Information is transmitted to central monitoring platforms where engineers can analyze:
- production performance
- equipment utilization
- maintenance history
- energy efficiency
- machine availability
Connected factories provide unprecedented visibility into equipment condition.
Predictive Maintenance for Hydraulic Systems
Hydraulic motion systems remain essential in many packaging applications.
Predictive monitoring can identify:
- pressure loss
- seal wear
- internal leakage
- abnormal temperatures
- contamination
- actuator performance degradation
Early detection helps extend equipment life while avoiding costly failures.
Digital Twins Improve Maintenance Planning
Digital Twin technology complements predictive maintenance by simulating equipment behavior.
Engineers can evaluate:
- maintenance schedules
- component replacement
- production impact
- machine performance
Simulation improves planning while minimizing production interruptions.
Benefits of Predictive Maintenance
Companies adopting predictive maintenance typically experience:
- lower maintenance costs
- reduced downtime
- improved machine availability
- longer equipment life
- higher productivity
- better product quality
- improved energy efficiency
These benefits directly improve overall manufacturing competitiveness.
Industries Benefiting from Predictive Maintenance
Predictive maintenance supports:
- food processing
- beverage production
- pharmaceutical manufacturing
- cosmetics
- consumer goods
- logistics automation
- industrial packaging
Every production environment benefits from greater equipment reliability.
Frequently Asked Questions
What is predictive maintenance?
Predictive maintenance uses real-time equipment monitoring, sensors and AI to predict failures before they occur.
Why is predictive maintenance important?
It reduces downtime, lowers maintenance costs, improves machine reliability and increases production efficiency.
Will predictive maintenance be featured at Interpack 2026?
Yes.
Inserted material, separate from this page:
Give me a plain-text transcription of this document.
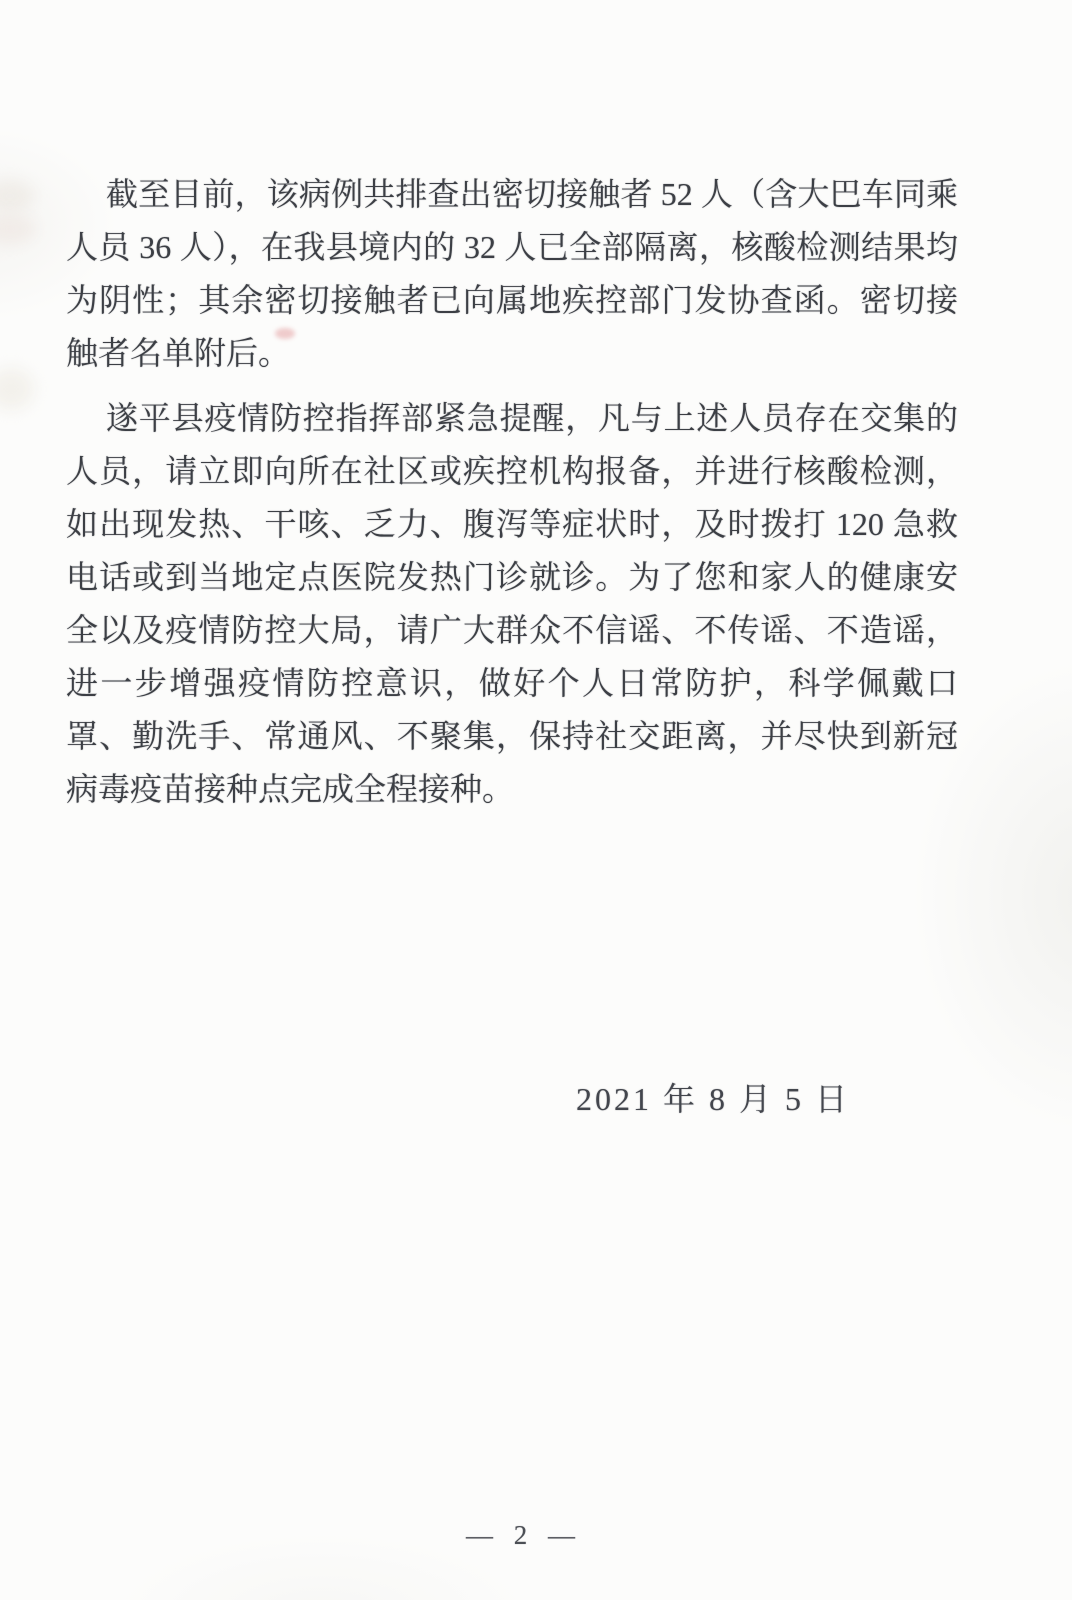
截至目前，该病例共排查出密切接触者 52 人（含大巴车同乘人员 36 人），在我县境内的 32 人已全部隔离，核酸检测结果均为阴性；其余密切接触者已向属地疾控部门发协查函。密切接触者名单附后。

遂平县疫情防控指挥部紧急提醒，凡与上述人员存在交集的人员，请立即向所在社区或疾控机构报备，并进行核酸检测，如出现发热、干咳、乏力、腹泻等症状时，及时拨打 120 急救电话或到当地定点医院发热门诊就诊。为了您和家人的健康安全以及疫情防控大局，请广大群众不信谣、不传谣、不造谣，进一步增强疫情防控意识，做好个人日常防护，科学佩戴口罩、勤洗手、常通风、不聚集，保持社交距离，并尽快到新冠病毒疫苗接种点完成全程接种。

2021 年 8 月 5 日
— 2 —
Predictive maintenance is expected to be one of the major themes alongside Artificial Intelligence, Industrial IoT and Smart Manufacturing.
Which technologies enable predictive maintenance?
Artificial Intelligence, Industrial IoT, Digital Twins, smart sensors and cloud analytics all contribute to predictive maintenance.
Can hydraulic systems be monitored predictively?
Yes. Hydraulic pressure, temperature, contamination and actuator performance can all be monitored continuously.
Looking Ahead
Maintenance is evolving from reactive repairs to intelligent prediction.
By combining Artificial Intelligence, connected sensors and advanced analytics, predictive maintenance allows packaging manufacturers to maximize machine availability while reducing operating costs.
Interpack 2026 is expected to demonstrate how predictive maintenance will become a standard feature of next-generation packaging production systems.